In Friends of Oroville v. City of Oroville, ___Cal.App.4th ___ (Aug. 19, 2013, Case No. C070448), the Third District Court of Appeal ruled that the City of Oroville misapplied the threshold-of significance standard in Assembly Bill 32 (the California Global Warming Solutions Act of 2006) when it approved an EIR for a new Wal-Mart Supercenter. In the published portion of the opinion, the court found that the city identified the proper significance threshold for the Wal-Mart project’s greenhouse gas (GHG) emissions. But the court held that the city failed to apply the standard properly because it a) applied a “meaningless” number to determine insignificant impact and b) failed to ascertain the existing GHG emissions for the project. The case provides clear guidance for an agency making a determination under CEQA of GHG emissions impacts.
The project involved the relocation and expansion of an existing Wal-Mart store. At the time the EIR was developed, neither the city nor the Butte County Air Quality Management District had adopted a plan for reducing greenhouse gas emissions that would be applicable to the project. Therefore, the city adopted a standard that asked whether the project would “significantly hinder or delay” California’s ability to meet the reduction targets in Assembly Bill 32, which seeks to reduce greenhouse gases including carbon dioxide to 1990 levels by the year 2020. The EIR noted that the State Air Resources Board’s Scoping Plan for achieving that goal calls for cutting approximately 30 percent from “business-as-usual” emission levels projected for 2020. The court found this standard proper.
The city’s error came when it compared the project’s estimated carbon dioxide emissions at build-out with the entire state of California’s 2004 GHG emissions. The calculation showed the project’s emissions constituted just 0.003 percent of the state’s total emissions. The EIR concluded the impact was less than significant because it would not significantly hinder or delay California’s ability to meet the GHG reduction targets in Assembly Bill 32. In a sharp rebuke, the court called the comparison “meaningless” and “worse than apples to oranges” because “[o]f course, one store’s GHG emissions will pale in comparison to those of the world’s eighth largest economy.”
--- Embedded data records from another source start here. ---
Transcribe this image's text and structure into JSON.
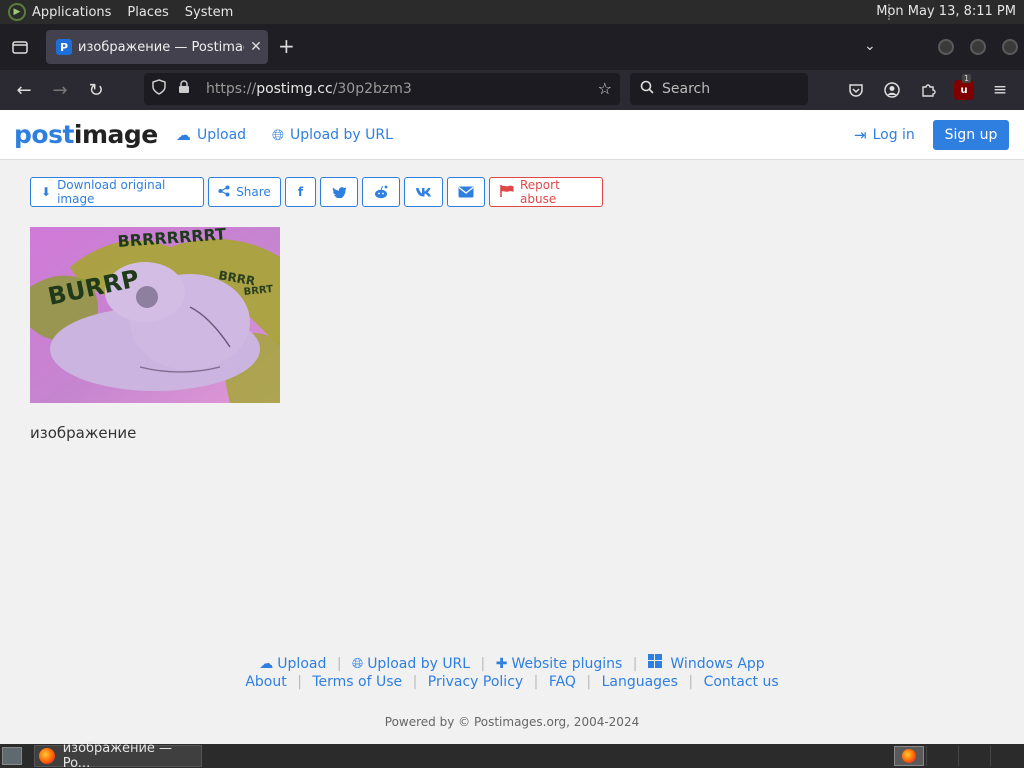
{
  "system_panel": {
    "menus": [
      "Applications",
      "Places",
      "System"
    ],
    "clock": "Mon May 13,  8:11 PM"
  },
  "browser": {
    "tab": {
      "favicon": "P",
      "title": "изображение — Postimage"
    },
    "url": {
      "scheme": "https://",
      "host": "postimg.cc",
      "path": "/30p2bzm3"
    },
    "search_placeholder": "Search",
    "ublock_count": "1"
  },
  "site": {
    "brand_part1": "post",
    "brand_part2": "image",
    "nav": {
      "upload": "Upload",
      "upload_by_url": "Upload by URL",
      "login": "Log in",
      "signup": "Sign up"
    },
    "actions": {
      "download": "Download original image",
      "share": "Share",
      "facebook": "f",
      "twitter": "t",
      "reddit": "r",
      "vk": "vk",
      "email": "mail",
      "report": "Report abuse"
    },
    "image": {
      "caption": "изображение",
      "lettering": [
        "BRRRRRRRT",
        "BURRP",
        "BRRR",
        "BRRT"
      ]
    },
    "footer": {
      "row1": [
        "Upload",
        "Upload by URL",
        "Website plugins",
        "Windows App"
      ],
      "row2": [
        "About",
        "Terms of Use",
        "Privacy Policy",
        "FAQ",
        "Languages",
        "Contact us"
      ],
      "powered": "Powered by © Postimages.org, 2004-2024"
    }
  },
  "taskbar": {
    "window_title": "изображение — Po..."
  },
  "colors": {
    "accent": "#2f7fe0",
    "danger": "#e04848",
    "panel": "#2b2b2b"
  }
}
The court pointed to Citizens for Responsible Equitable Environmental Development v. City of Chula Vista (2011) 197 Cal.App.4th 327, for the proper application of the standard. According to the court, the relevant question is whether a project’s emissions should be considered significant “in light of the threshold-of significance standard of Assembly Bill 32, which seeks to cut about 30 percent from business-as-usual emission levels projected for 2020 [emphasis added].”
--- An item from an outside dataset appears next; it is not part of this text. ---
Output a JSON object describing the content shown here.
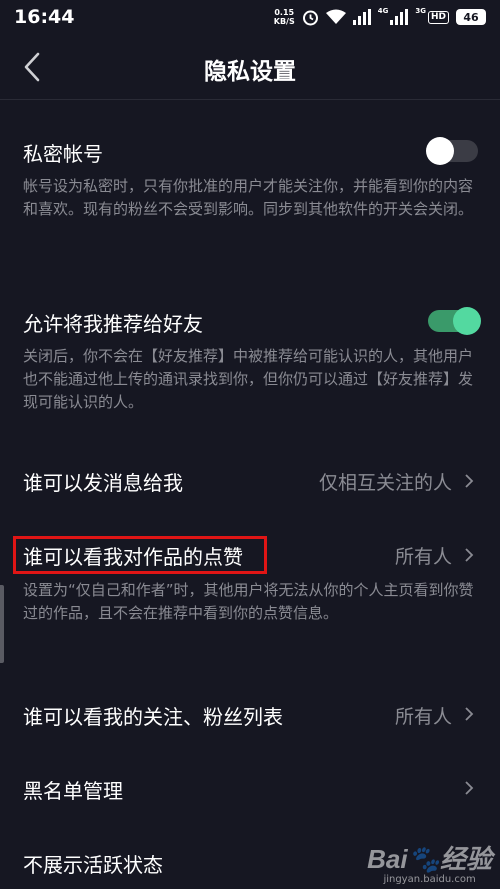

The court also found the EIR deficient because it failed to ascertain or estimate the effect of the project’s mitigation measures on GHG emissions. The court stated: “Without these determinations, ascertaining whether AB 32’s target reductions are being met is difficult if not futile.” In its disposition, the court reversed the trial court’s denial for writ of mandate and remanded with directions to grant the petition as to the issue of greenhouse gas emissions and payment of transportation-related fees.